Aquela noite do Castelo, tão simples, tão monótona, fora uma revelação! Era bem certo que a lágrima existia, que irrompiam soluços de peitos oprimidos, que para alguém os dias não tinham cor nem a noite tinha estrelas! Ela, criada entre beijos, no aroma dos seus jardins, com as vontades satisfeitas, o leito fofo, a mesa delicada, sentira sempre no coração um desejo sem nome, um desejo ou uma saudade absurda, a saudade do céu, como dizia o dr. Gervásio, e que não era mais que a doida aspiração da artista incipiente, que germinava no seu peito fraco. E aquela mesma mágoa parecia-lhe agora doce e embaladora, comparando-se à outra, a Sancha, da sua idade, negra, feia, suja, levada a pontapés, dormindo sem lençóis em uma esteira, comendo em pé, apressada, os restos parcos e frios de duas velhas, vestida de algodões rotos, curvada para um trabalho sem descanso nem paga! Por quê? Que direito teriam uns a todas as primícias e regalos da vida, se havia outros que nem por uma nesga viam a felicidade?

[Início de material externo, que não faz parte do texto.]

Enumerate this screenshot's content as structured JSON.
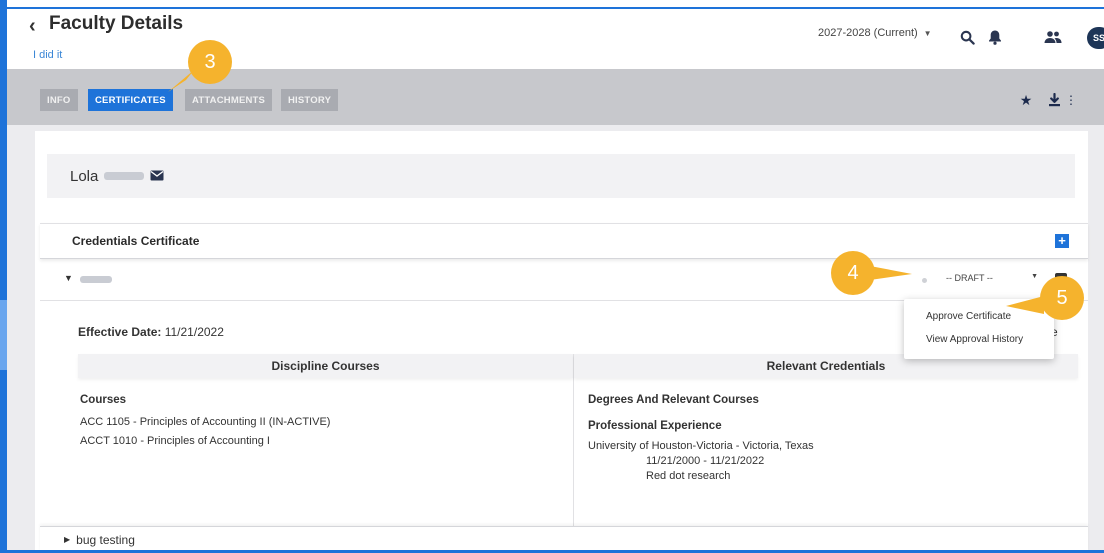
{
  "header": {
    "title": "Faculty Details",
    "subtitle": "I did it",
    "year_selector": "2027-2028 (Current)",
    "avatar_initials": "SS"
  },
  "tabs": [
    {
      "label": "INFO",
      "active": false
    },
    {
      "label": "CERTIFICATES",
      "active": true
    },
    {
      "label": "ATTACHMENTS",
      "active": false
    },
    {
      "label": "HISTORY",
      "active": false
    }
  ],
  "faculty": {
    "first_name": "Lola"
  },
  "credentials": {
    "section_title": "Credentials Certificate",
    "status_select": "-- DRAFT --",
    "effective_date_label": "Effective Date:",
    "effective_date": "11/21/2022",
    "trailing_char": "e"
  },
  "discipline": {
    "header": "Discipline Courses",
    "courses_label": "Courses",
    "courses": [
      "ACC 1105 - Principles of Accounting II (IN-ACTIVE)",
      "ACCT 1010 - Principles of Accounting I"
    ]
  },
  "relevant": {
    "header": "Relevant Credentials",
    "degrees_label": "Degrees And Relevant Courses",
    "experience_label": "Professional Experience",
    "experience_org": "University of Houston-Victoria - Victoria, Texas",
    "experience_dates": "11/21/2000 - 11/21/2022",
    "experience_note": "Red dot research"
  },
  "bug_row": {
    "label": "bug testing"
  },
  "dropdown": {
    "items": [
      "Approve Certificate",
      "View Approval History"
    ]
  },
  "callouts": [
    "3",
    "4",
    "5"
  ],
  "colors": {
    "accent": "#1e73d9",
    "callout": "#f5b32d"
  },
  "icons": [
    "back-chevron-icon",
    "search-icon",
    "bell-icon",
    "users-icon",
    "star-icon",
    "download-icon",
    "more-vertical-icon",
    "envelope-icon",
    "plus-icon"
  ]
}
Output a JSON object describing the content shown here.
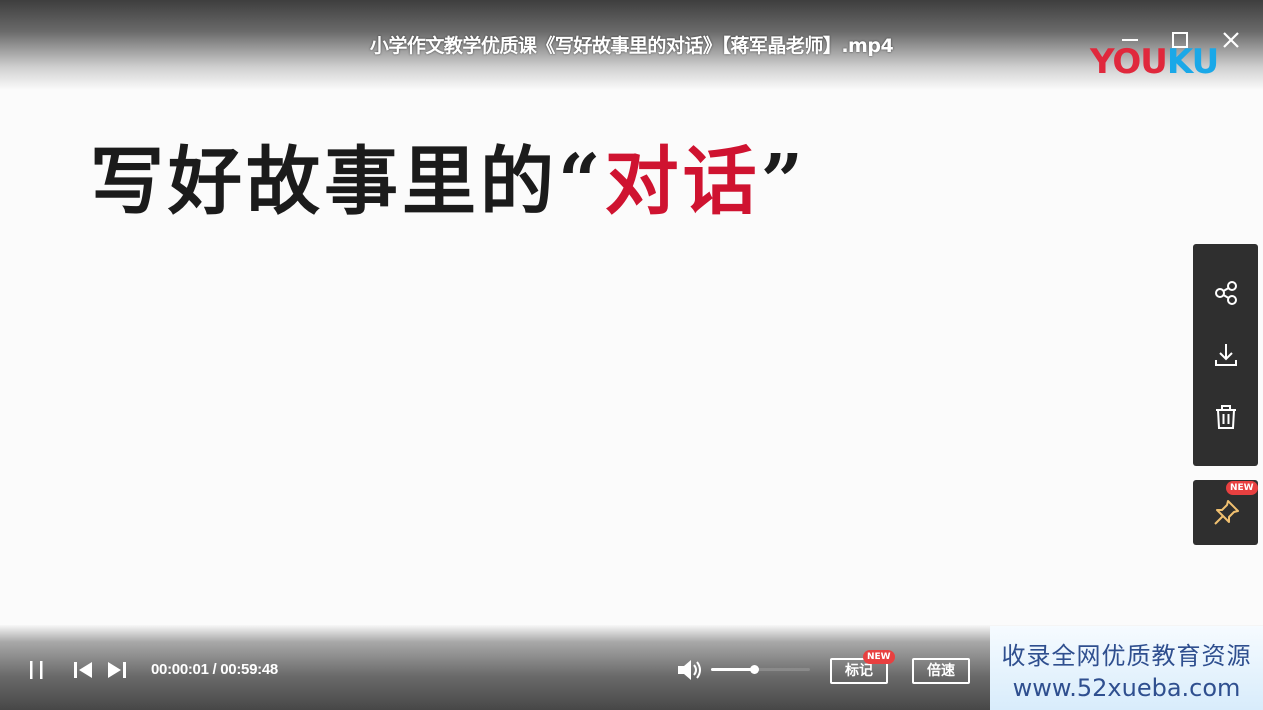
{
  "window": {
    "title": "小学作文教学优质课《写好故事里的对话》【蒋军晶老师】.mp4",
    "brand_you": "YOU",
    "brand_ku": "KU"
  },
  "slide": {
    "heading_main": "写好故事里的",
    "open_quote": "“",
    "heading_highlight": "对话",
    "close_quote": "”",
    "highlight_color": "#cf1330"
  },
  "side_panel": {
    "icons": [
      "share-icon",
      "download-icon",
      "trash-icon",
      "pin-icon"
    ],
    "pin_badge": "NEW"
  },
  "controls": {
    "time_current": "00:00:01",
    "time_separator": " / ",
    "time_total": "00:59:48",
    "volume_level": 0.43,
    "mark_label": "标记",
    "mark_badge": "NEW",
    "speed_label": "倍速"
  },
  "promo": {
    "line1": "收录全网优质教育资源",
    "line2": "www.52xueba.com"
  }
}
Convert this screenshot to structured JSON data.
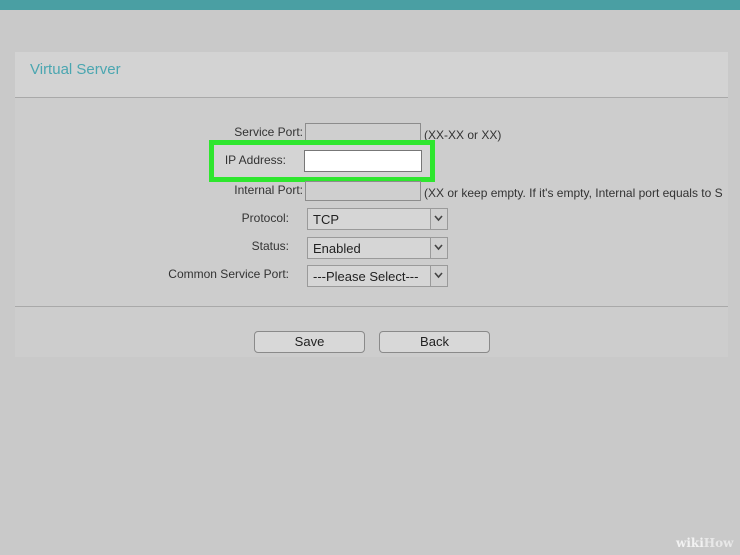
{
  "page": {
    "title": "Virtual Server"
  },
  "form": {
    "service_port": {
      "label": "Service Port:",
      "value": "",
      "hint": "(XX-XX or XX)"
    },
    "ip_address": {
      "label": "IP Address:",
      "value": ""
    },
    "internal_port": {
      "label": "Internal Port:",
      "value": "",
      "hint": "(XX or keep empty. If it's empty, Internal port equals to S"
    },
    "protocol": {
      "label": "Protocol:",
      "value": "TCP"
    },
    "status": {
      "label": "Status:",
      "value": "Enabled"
    },
    "common_service_port": {
      "label": "Common Service Port:",
      "value": "---Please Select---"
    }
  },
  "buttons": {
    "save": "Save",
    "back": "Back"
  },
  "watermark": {
    "wiki": "wiki",
    "how": "How"
  },
  "colors": {
    "top_bar": "#4a9fa3",
    "title": "#4aa6b0",
    "highlight": "#2ee62e"
  },
  "icons": {
    "select_arrow": "chevron-down-icon"
  }
}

ALMEIDA, J. L. A falência . Disponível em: www.dominiopublico.gov.br. Acesso em: 28 dez. 2023. Nesse fragmento do romance de Júlia Lopes de Almeida, escrito no cenário brasileiro pós-abolição, a narradora exprime um olhar crítico sobre a
A) desvalorização da arte produzida por mulheres. B) mudança das condições de moradia do povo negro. C) ruptura do projeto político de emancipação feminina. D) exploração da força de trabalho da população negra. E) disputa de poder entre brancos e negros no século XIX.